Lembke: Many people have the experience of trying harder at relationships and not having it work out. And so the drug is so much more reliable. Right. And what am I going to give up? This at least gives me some transitory relief or escape for what feels like a big gamble, and kind of not even having the basic tools for knowing how to go about renewing and strengthening those relationships with people in our lives.
This is what we get when we are willing to give up our drug. What we get is these wonderful, quite intangible things that you can’t buy and you can work for—but not in the same way. And chief among them is certainly meaningful and intimate relationships with other people.
How do we make more intimate relationships? We tell the truth to the people that we care about, and we stop lying to them. And that becomes a huge part of recovery. So when people stop using their drug, they’re so terrified to be honest toward their loved one about what they’ve been doing. Especially, let’s say, they told their loved one that they stopped and they really didn’t.
It would be nice to be able to skirt around that and not have to tell the truth. But if you don’t go back and tell the truth and apologize and make amends, then you’re not going to be able to ultimately get to that place where you have those relationships that are so incredibly sustaining and renewing and powerful—and make the need for these drugs so much less.
Rashid: Now that you’ve spent the bulk of your professional career studying how some of your early behaviors and your passion for what you did may have been a certain type of workaholism, what do you think you would have done differently if you knew what you know now?
Brooks: It’s a good question. In the first year of my marriage, I remember being on vacation. We were camping, and I just couldn’t handle it and I had to go home. Because I needed to get back to work.
And the result is, I published a lot of articles and taught a lot of classes. My career went really well, and my family life continued to suffer, quite frankly.

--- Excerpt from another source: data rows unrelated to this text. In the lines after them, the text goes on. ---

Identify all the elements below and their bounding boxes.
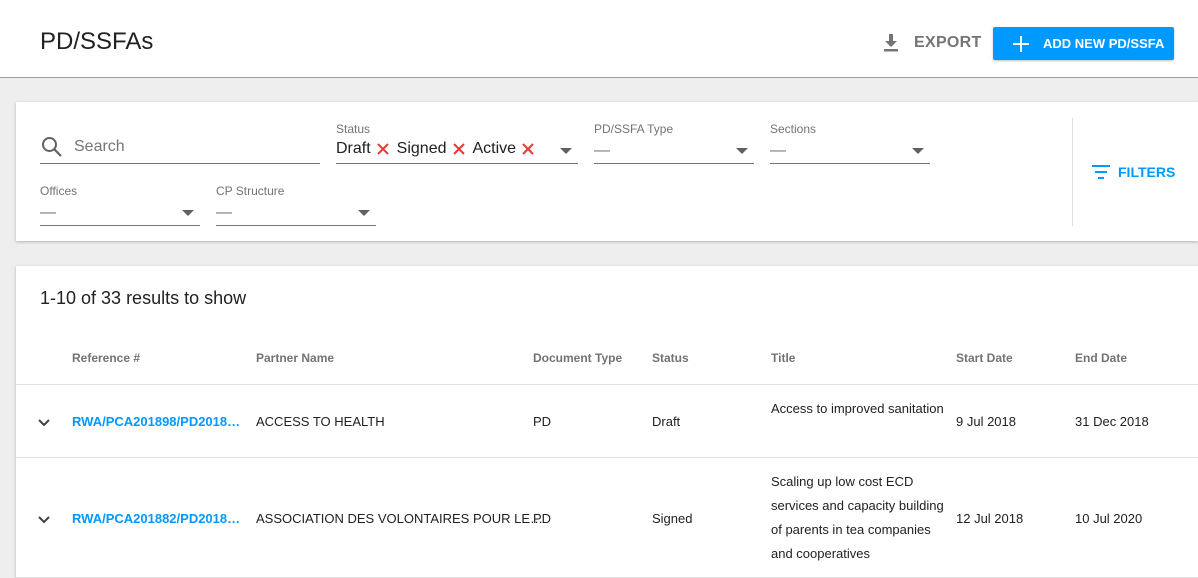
document-type: PD (533, 414, 552, 429)
chevron-down-icon (182, 210, 194, 216)
column-header-status[interactable]: Status (652, 351, 689, 365)
page-title: PD/SSFAs (40, 28, 154, 55)
download-icon (884, 34, 898, 52)
partner-name: ACCESS TO HEALTH (256, 414, 385, 429)
vertical-divider (1072, 118, 1073, 226)
column-header-partner-name[interactable]: Partner Name (256, 351, 334, 365)
chevron-down-icon (358, 210, 370, 216)
document-type: PD (533, 511, 552, 526)
cp-structure-label: CP Structure (216, 184, 285, 198)
column-header-document-type[interactable]: Document Type (533, 351, 622, 365)
status-chips: Draft Signed Active (336, 140, 542, 158)
status-value: Draft (652, 414, 681, 429)
results-count: 1-10 of 33 results to show (40, 288, 247, 308)
table-row: RWA/PCA201898/PD2018… ACCESS TO HEALTH P… (16, 385, 1198, 458)
remove-chip-icon[interactable] (452, 143, 465, 155)
sections-dropdown[interactable]: Sections — (770, 122, 930, 164)
column-header-end-date[interactable]: End Date (1075, 351, 1127, 365)
start-date: 12 Jul 2018 (956, 511, 1024, 526)
column-header-title[interactable]: Title (771, 351, 795, 365)
pd-ssfa-type-dropdown[interactable]: PD/SSFA Type — (594, 122, 754, 164)
chip-label: Draft (336, 140, 371, 157)
column-header-reference[interactable]: Reference # (72, 351, 140, 365)
search-icon (42, 137, 62, 157)
chevron-down-icon (736, 148, 748, 154)
search-input[interactable] (74, 138, 314, 156)
status-chip-draft: Draft (336, 140, 389, 158)
status-chip-signed: Signed (397, 140, 465, 158)
partner-name: ASSOCIATION DES VOLONTAIRES POUR LE… (256, 511, 544, 526)
search-field (40, 132, 320, 164)
filters-label: FILTERS (1118, 164, 1176, 180)
chevron-down-icon (912, 148, 924, 154)
status-filter-dropdown[interactable]: Status Draft Signed Active (336, 122, 578, 164)
end-date: 31 Dec 2018 (1075, 414, 1149, 429)
start-date: 9 Jul 2018 (956, 414, 1016, 429)
chip-label: Active (472, 140, 517, 157)
results-table: 1-10 of 33 results to show Reference # P… (16, 266, 1198, 578)
filter-list-icon (1092, 165, 1110, 179)
add-new-label: ADD NEW PD/SSFA (1043, 36, 1165, 51)
chevron-down-icon (560, 148, 572, 154)
title-value: Scaling up low cost ECD services and cap… (771, 474, 944, 561)
offices-value: — (40, 204, 56, 221)
expand-row-icon[interactable] (38, 414, 50, 432)
chip-label: Signed (396, 140, 447, 157)
column-header-start-date[interactable]: Start Date (956, 351, 1013, 365)
cp-structure-value: — (216, 204, 232, 221)
sections-label: Sections (770, 122, 817, 136)
filters-button[interactable]: FILTERS (1092, 164, 1175, 180)
remove-chip-icon[interactable] (376, 143, 389, 155)
add-new-pd-ssfa-button[interactable]: ADD NEW PD/SSFA (993, 27, 1174, 60)
export-button[interactable]: EXPORT (882, 30, 982, 56)
table-row: RWA/PCA201882/PD2018… ASSOCIATION DES VO… (16, 458, 1198, 578)
status-value: Signed (652, 511, 693, 526)
plus-icon (1013, 35, 1029, 52)
status-filter-label: Status (336, 122, 371, 136)
offices-dropdown[interactable]: Offices — (40, 184, 200, 226)
cp-structure-dropdown[interactable]: CP Structure — (216, 184, 376, 226)
filter-panel: Status Draft Signed Active (16, 102, 1198, 241)
export-label: EXPORT (914, 34, 982, 51)
end-date: 10 Jul 2020 (1075, 511, 1143, 526)
expand-row-icon[interactable] (38, 511, 50, 529)
pd-ssfa-type-value: — (594, 142, 610, 159)
offices-label: Offices (40, 184, 78, 198)
reference-link[interactable]: RWA/PCA201882/PD2018… (72, 511, 240, 526)
title-value: Access to improved sanitation (771, 401, 944, 416)
remove-chip-icon[interactable] (522, 143, 534, 155)
page-header: PD/SSFAs EXPORT ADD NEW PD/SSFA (0, 0, 1198, 78)
status-chip-active: Active (473, 140, 535, 158)
pd-ssfa-type-label: PD/SSFA Type (594, 122, 674, 136)
reference-link[interactable]: RWA/PCA201898/PD2018… (72, 414, 240, 429)
sections-value: — (770, 142, 786, 159)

Here’s the key thing to ask yourself. Whether it’s workaholism, or maybe you’re just wondering if you’re drinking a little bit too much, is to interrogate that. A life that’s unexamined is one in which you’re helpless against these ravages that come from addictive behavior.
Here’s the most encouraging thing of all—when people understand what they’re doing and are honest with themselves, they’re willing to own up to the fact that they’re being managed by their desires. That process is the beginning of getting freedom.